Secondo me sarebbe stato un prevedibile contrappasso. Il figo sta anche nella possibilità di ritrovarsi, qualche settimana dopo, in fila con Skarsgaard (con o senza maschera) alla cassa del supermercato…
Ho notato che nella scene in Iraq, la bandiera americana sul braccio del tizio è al contrario (la parte blu è sulla destra) e mi ero convinto che avesse chissà quale significato…invece sulla Wikipedia ho scoperto che è proprio fatta così “On the right shoulder of the ACU, the U.S. flag is depicted with the union (stars) to the viewer’s right, instead of the usual left (flag’s own right); this is to give the impression of the flag moving forward with the wearer.”
Magari è una cosa che sanno tutti? Bah.
Comunque il film a me è piaciuto.
Sono tonto io o il finale è una roba insensata? (o entrambe le cose?)
Bella atmosfera, bei paesaggi, sembra un bel film…ma poi..la parte finale..boh..
cioè..percheeeee? (pronunciato alla crozza/putignani nella parodia di linea verde di gialappiana memoria)
SPOILER:
cioè questi fanno una strage insensata, spopolano mezza alaska per cosa? per ritrovarsi e trombare nelle terme e andarsene in giro come bear grylls trainando una bara? E c’era bisogno di ammazzare tutti?

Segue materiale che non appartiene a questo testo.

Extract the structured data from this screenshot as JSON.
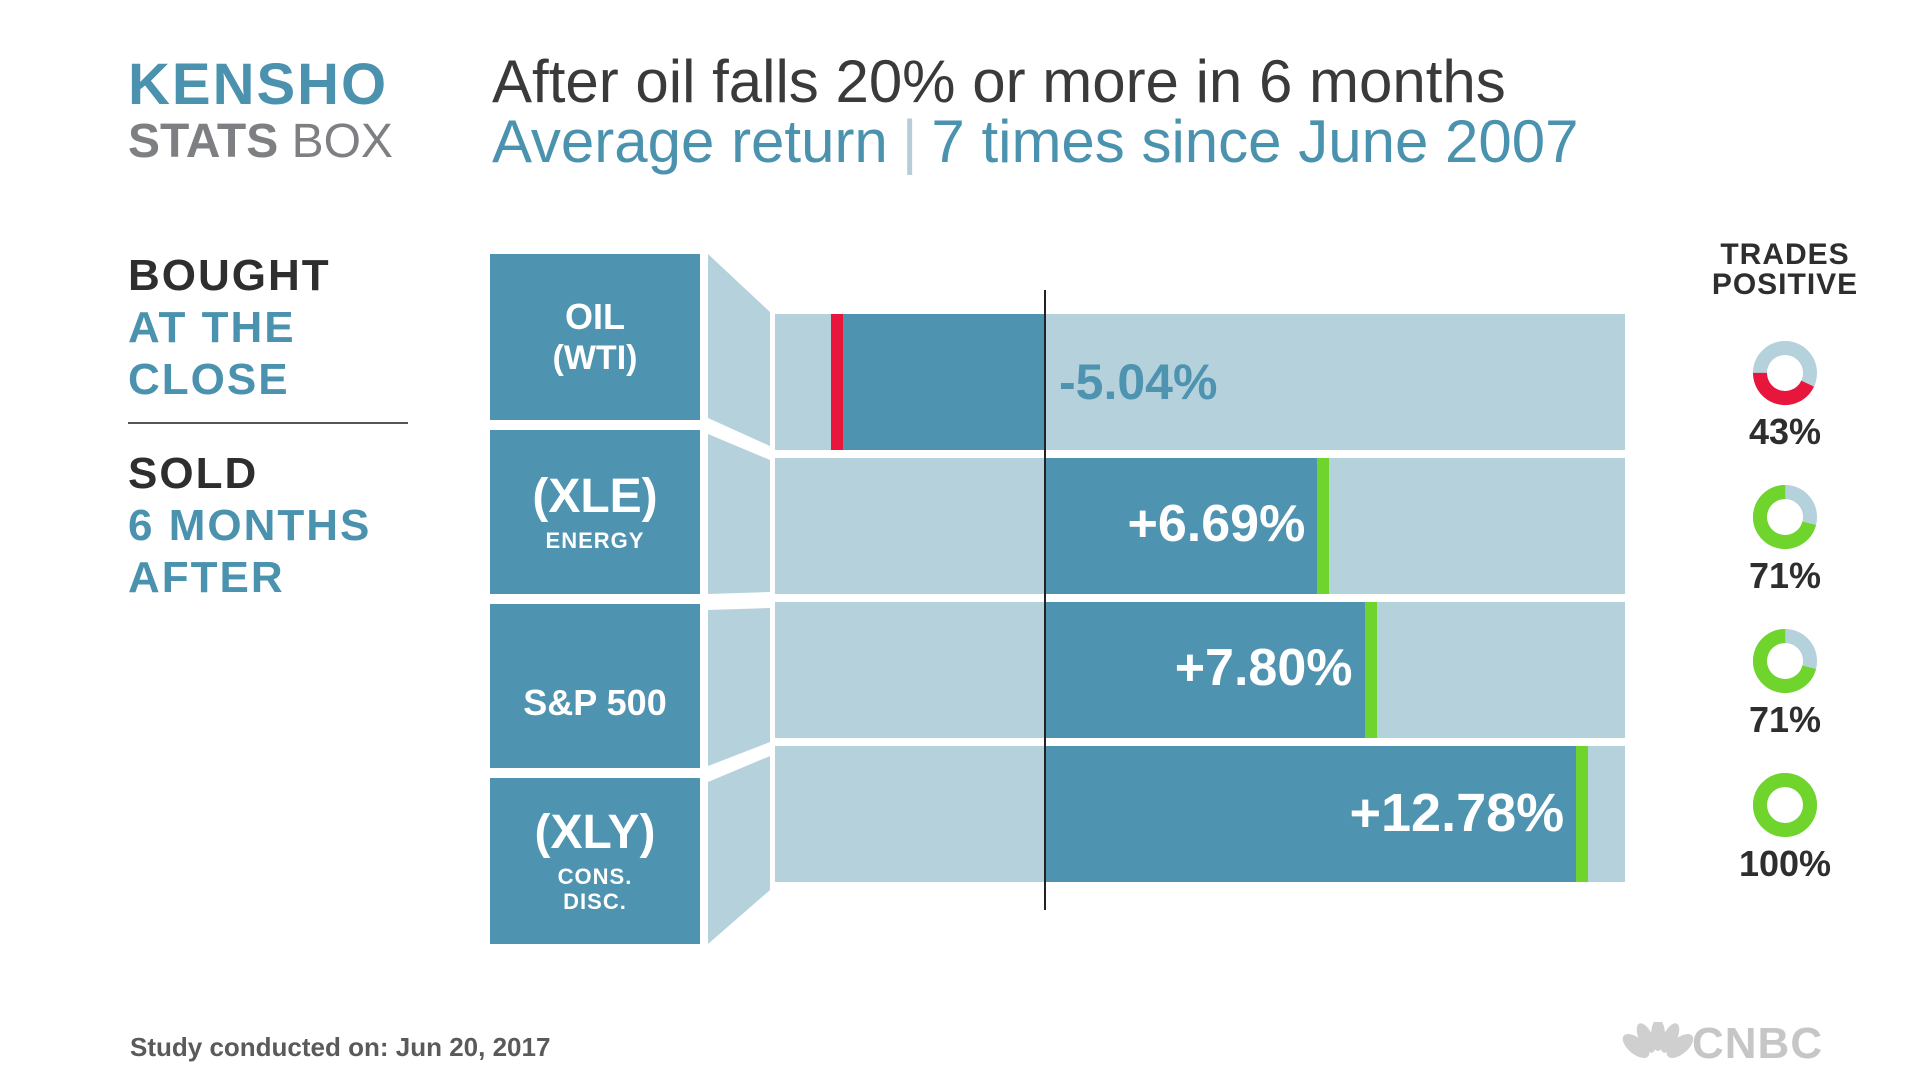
{
  "logo": {
    "line1": "KENSHO",
    "line2_bold": "STATS",
    "line2_light": "BOX"
  },
  "title": "After oil falls 20% or more in 6 months",
  "subtitle": {
    "left": "Average return",
    "separator": "|",
    "right": "7 times since June 2007"
  },
  "legend": {
    "bought": "BOUGHT",
    "bought_when_1": "AT THE",
    "bought_when_2": "CLOSE",
    "sold": "SOLD",
    "sold_when_1": "6 MONTHS",
    "sold_when_2": "AFTER"
  },
  "trades_positive_header": [
    "TRADES",
    "POSITIVE"
  ],
  "colors": {
    "accent_blue": "#4e93b0",
    "light_blue": "#b5d1dc",
    "negative": "#e8163c",
    "positive": "#6fd52d",
    "donut_track": "#b5d1dc"
  },
  "chart_data": {
    "type": "bar",
    "orientation": "horizontal",
    "value_unit": "%",
    "categories": [
      {
        "main": "OIL",
        "sub": "(WTI)"
      },
      {
        "main": "(XLE)",
        "sub": "ENERGY"
      },
      {
        "main": "S&P 500",
        "sub": ""
      },
      {
        "main": "(XLY)",
        "sub": "CONS. DISC."
      }
    ],
    "values": [
      -5.04,
      6.69,
      7.8,
      12.78
    ],
    "value_labels": [
      "-5.04%",
      "+6.69%",
      "+7.80%",
      "+12.78%"
    ],
    "trades_positive_pct": [
      43,
      71,
      71,
      100
    ],
    "trades_positive_labels": [
      "43%",
      "71%",
      "71%",
      "100%"
    ],
    "xlim": [
      -6.5,
      14.5
    ],
    "zero_line": true
  },
  "footer": "Study conducted on: Jun 20, 2017",
  "brand": "CNBC"
}
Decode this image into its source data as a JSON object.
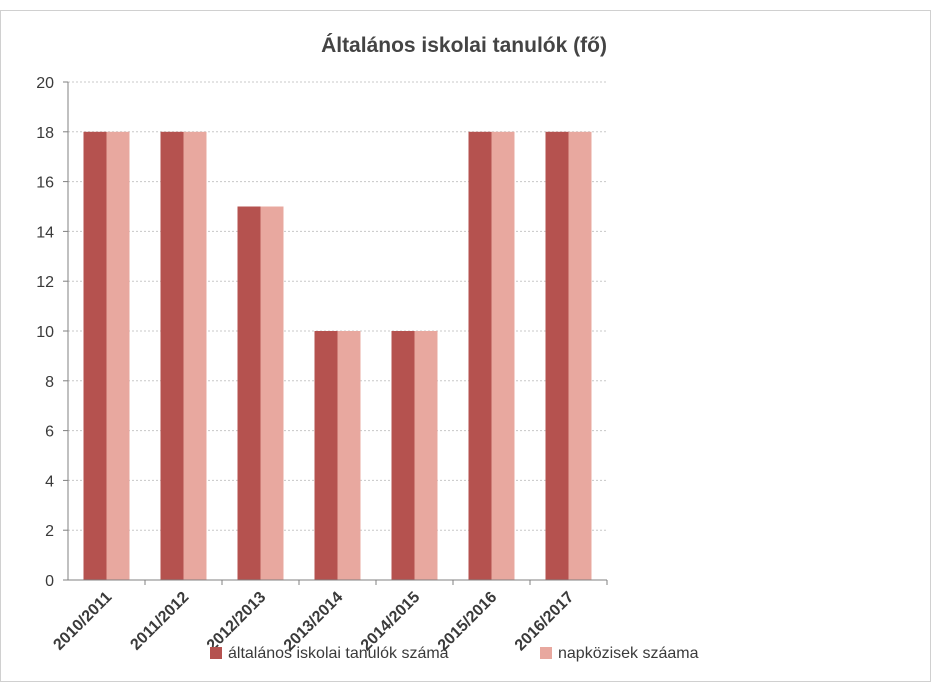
{
  "chart_data": {
    "type": "bar",
    "title": "Általános iskolai tanulók (fő)",
    "xlabel": "",
    "ylabel": "",
    "categories": [
      "2010/2011",
      "2011/2012",
      "2012/2013",
      "2013/2014",
      "2014/2015",
      "2015/2016",
      "2016/2017"
    ],
    "series": [
      {
        "name": "általános iskolai tanulók száma",
        "values": [
          18,
          18,
          15,
          10,
          10,
          18,
          18
        ],
        "color": "#b5524f"
      },
      {
        "name": "napközisek száama",
        "values": [
          18,
          18,
          15,
          10,
          10,
          18,
          18
        ],
        "color": "#e8a89f"
      }
    ],
    "ylim": [
      0,
      20
    ],
    "yticks": [
      "0",
      "2",
      "4",
      "6",
      "8",
      "10",
      "12",
      "14",
      "16",
      "18",
      "20"
    ],
    "grid": true,
    "legend": "bottom"
  }
}
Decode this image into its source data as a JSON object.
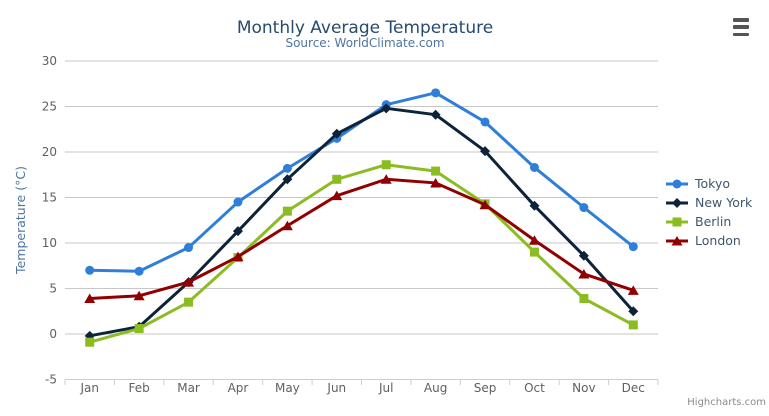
{
  "credit": "Highcharts.com",
  "menu": {
    "icon": "hamburger-menu"
  },
  "colors": {
    "background": "#ffffff",
    "grid": "#c7c7c7",
    "axis_line": "#c0d0e0",
    "tick_mark": "#c0d0e0",
    "title_text": "#274b6d",
    "subtitle_text": "#4d759e",
    "axis_title_text": "#4d759e",
    "tick_label_text": "#606060",
    "legend_text": "#3e576f",
    "credit_text": "#8a8a8a",
    "menu_icon": "#555555"
  },
  "chart_data": {
    "type": "line",
    "title": "Monthly Average Temperature",
    "subtitle": "Source: WorldClimate.com",
    "xlabel": "",
    "ylabel": "Temperature (°C)",
    "categories": [
      "Jan",
      "Feb",
      "Mar",
      "Apr",
      "May",
      "Jun",
      "Jul",
      "Aug",
      "Sep",
      "Oct",
      "Nov",
      "Dec"
    ],
    "ylim": [
      -5,
      30
    ],
    "ytick_step": 5,
    "grid": true,
    "legend_position": "right-middle",
    "series": [
      {
        "name": "Tokyo",
        "color": "#2f7ed8",
        "marker": "circle",
        "values": [
          7.0,
          6.9,
          9.5,
          14.5,
          18.2,
          21.5,
          25.2,
          26.5,
          23.3,
          18.3,
          13.9,
          9.6
        ]
      },
      {
        "name": "New York",
        "color": "#0d233a",
        "marker": "diamond",
        "values": [
          -0.2,
          0.8,
          5.7,
          11.3,
          17.0,
          22.0,
          24.8,
          24.1,
          20.1,
          14.1,
          8.6,
          2.5
        ]
      },
      {
        "name": "Berlin",
        "color": "#8bbc21",
        "marker": "square",
        "values": [
          -0.9,
          0.6,
          3.5,
          8.4,
          13.5,
          17.0,
          18.6,
          17.9,
          14.3,
          9.0,
          3.9,
          1.0
        ]
      },
      {
        "name": "London",
        "color": "#910000",
        "marker": "triangle",
        "values": [
          3.9,
          4.2,
          5.7,
          8.5,
          11.9,
          15.2,
          17.0,
          16.6,
          14.2,
          10.3,
          6.6,
          4.8
        ]
      }
    ]
  }
}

Trombare nelle terme vale la pena.
Per me molto molto bello, anche se obiettivamente ostico e un po’ troppo lento, una lentezza che spesso è comunicativa e tematica ma spesso sembra nascondere di non avere molto da dire. È sicuramente una sceneggiatura molto ermetica, che però ho trovato bella e profonda.
Ho rischiato l’orchite a vedere 2 ore e 5 min di sta noia.